7th Mayor of Murray, Utah
- In office January 1912 – January 1916
- Preceded by: Phillip Bentz
- Succeeded by: James W. McHenry

Personal details
- Born: September 1, 1865 Windsor, Ontario, Canada
- Died: February 1, 1944 (aged 79) Long Beach, California
- Party: Socialist
- Spouse: Elizabeth Huscher
- Children: 2

= George Huscher =

American politician

George Albert Huscher was elected mayor of Murray, Utah from 1912 and re-elected in 1914. He ran for the statewide office of Secretary of State in 1916 but was defeated. He remains to date the Socialist party’s highest elected official in Utah. Murray had a huge labor and union population that was affiliated with the many smelter operations in the area, which backed Murray’s Socialist party over the competing Citizen’s party.
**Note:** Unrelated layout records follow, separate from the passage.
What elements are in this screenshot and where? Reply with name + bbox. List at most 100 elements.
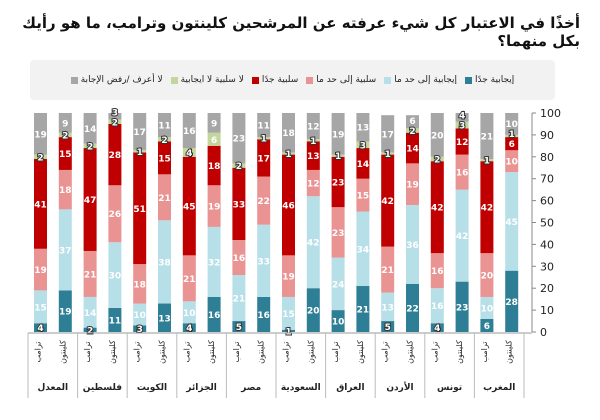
bar-segment [232, 275, 246, 322]
bar-segment [406, 283, 419, 332]
candidate-label: ترامب [282, 341, 291, 362]
data-label: 16 [431, 267, 444, 277]
data-label: 1 [335, 152, 341, 162]
data-label: 4 [459, 112, 465, 122]
bar-segment [505, 113, 519, 135]
data-label: 13 [357, 124, 370, 134]
bar-segment [257, 176, 271, 225]
candidate-label: ترامب [480, 341, 489, 362]
data-label: 1 [385, 150, 391, 160]
bar-segment [83, 143, 97, 149]
legend-item: لا سلبية لا ايجابية [170, 75, 244, 85]
bar-segment [232, 113, 246, 164]
data-label: 32 [208, 258, 221, 268]
bar-segment [133, 325, 147, 332]
bar-segment [480, 113, 494, 159]
data-label: 14 [84, 309, 97, 319]
legend-label: لا أعرف /رفض الإجابة [80, 75, 163, 85]
y-tick-label: 70 [540, 173, 554, 186]
data-label: 2 [434, 155, 440, 165]
bar-segment [83, 327, 97, 332]
candidate-label: كلينتون [356, 340, 365, 364]
data-label: 21 [381, 266, 394, 276]
data-label: 14 [406, 145, 419, 155]
bar-segment [207, 145, 221, 186]
data-label: 2 [87, 142, 93, 152]
legend-item: إيجابية إلى حد ما [384, 75, 457, 85]
bar-segment [381, 321, 395, 332]
candidate-label: ترامب [34, 341, 43, 362]
data-label: 18 [208, 162, 221, 172]
legend-item: سلبية جدًا [251, 75, 298, 85]
data-label: 9 [211, 119, 217, 129]
group-label: المعدل [38, 383, 69, 393]
bar-segment [430, 156, 444, 162]
data-label: 6 [484, 322, 490, 332]
y-tick-label: 0 [540, 326, 547, 339]
candidate-label: كلينتون [505, 340, 514, 364]
data-label: 1 [310, 137, 316, 147]
bar-segment [331, 156, 345, 208]
data-label: 13 [307, 152, 320, 162]
candidate-label: ترامب [430, 341, 439, 362]
data-label: 11 [109, 316, 122, 326]
bar-segment [381, 292, 395, 322]
bar-segment [158, 137, 171, 142]
data-label: 4 [186, 324, 192, 334]
bar-segment [306, 139, 320, 142]
bar-segment [108, 307, 122, 332]
legend-label: إيجابية إلى حد ما [394, 75, 458, 85]
data-label: 5 [385, 323, 391, 333]
data-label: 3 [360, 141, 366, 151]
data-label: 10 [481, 304, 494, 314]
group-label: الكويت [137, 383, 167, 393]
bar-segment [158, 174, 171, 221]
bar-segment [158, 303, 171, 332]
bar-segment [207, 296, 221, 332]
bar-segment [232, 240, 246, 276]
data-label: 11 [158, 122, 171, 132]
bar-segment [455, 154, 469, 190]
candidate-label: كلينتون [207, 340, 216, 364]
data-label: 12 [456, 138, 469, 148]
data-label: 21 [84, 270, 97, 280]
bar-segment [257, 113, 271, 138]
candidate-label: ترامب [133, 341, 142, 362]
bar-segment [133, 113, 147, 151]
bar-segment [430, 253, 444, 289]
data-label: 42 [456, 232, 469, 242]
bar-segment [257, 137, 271, 140]
data-label: 14 [84, 125, 97, 135]
candidate-label: كلينتون [406, 340, 415, 364]
data-label: 45 [505, 218, 518, 228]
y-tick-label: 10 [540, 304, 554, 317]
bar-segment [505, 137, 519, 151]
data-label: 51 [133, 205, 146, 215]
bar-segment [505, 172, 519, 271]
bar-segment [381, 154, 395, 247]
data-label: 21 [481, 132, 494, 142]
bar-segment [133, 303, 147, 326]
bar-segment [282, 113, 295, 153]
data-label: 23 [233, 135, 246, 145]
data-label: 19 [34, 266, 47, 276]
y-tick-label: 100 [540, 107, 561, 120]
bar-segment [182, 148, 196, 157]
chart-title: أخذًا في الاعتبار كل شيء عرفته عن المرشح… [22, 14, 580, 50]
bar-segment [455, 189, 469, 282]
legend-swatch [170, 76, 178, 84]
bar-segment [34, 290, 47, 324]
y-tick-label: 40 [540, 238, 554, 251]
bar-segment [282, 329, 295, 332]
data-label: 10 [505, 120, 518, 130]
bar-segment [182, 301, 196, 324]
bar-segment [306, 196, 320, 289]
group-label: فلسطين [83, 383, 122, 393]
group-label: مصر [240, 383, 261, 393]
y-tick-label: 20 [540, 282, 554, 295]
bar-segment [455, 128, 469, 155]
group-label: تونس [437, 383, 462, 393]
data-label: 22 [406, 304, 419, 314]
candidate-label: كلينتون [306, 340, 315, 364]
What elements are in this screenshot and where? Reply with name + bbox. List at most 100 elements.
Huscher’s victory caused a two-day celebration, including a parade and bonfires that was finally put to an end by the city marshal.
Huscher was born in Windsor, Ontario Canada. He came to Murray in 1900 and owned the Murray City Pharmacy until 1920 when he moved to California. He was a member of the Fraternal Order of Eagles.

During his tenure he started the present Murray City Power Department was instrumental in developing the cities municipal power plant despite the fact that he was faced with powerful opposition in its creation. He would retire from public life and moved to Long Beach, California, where he died in 1944.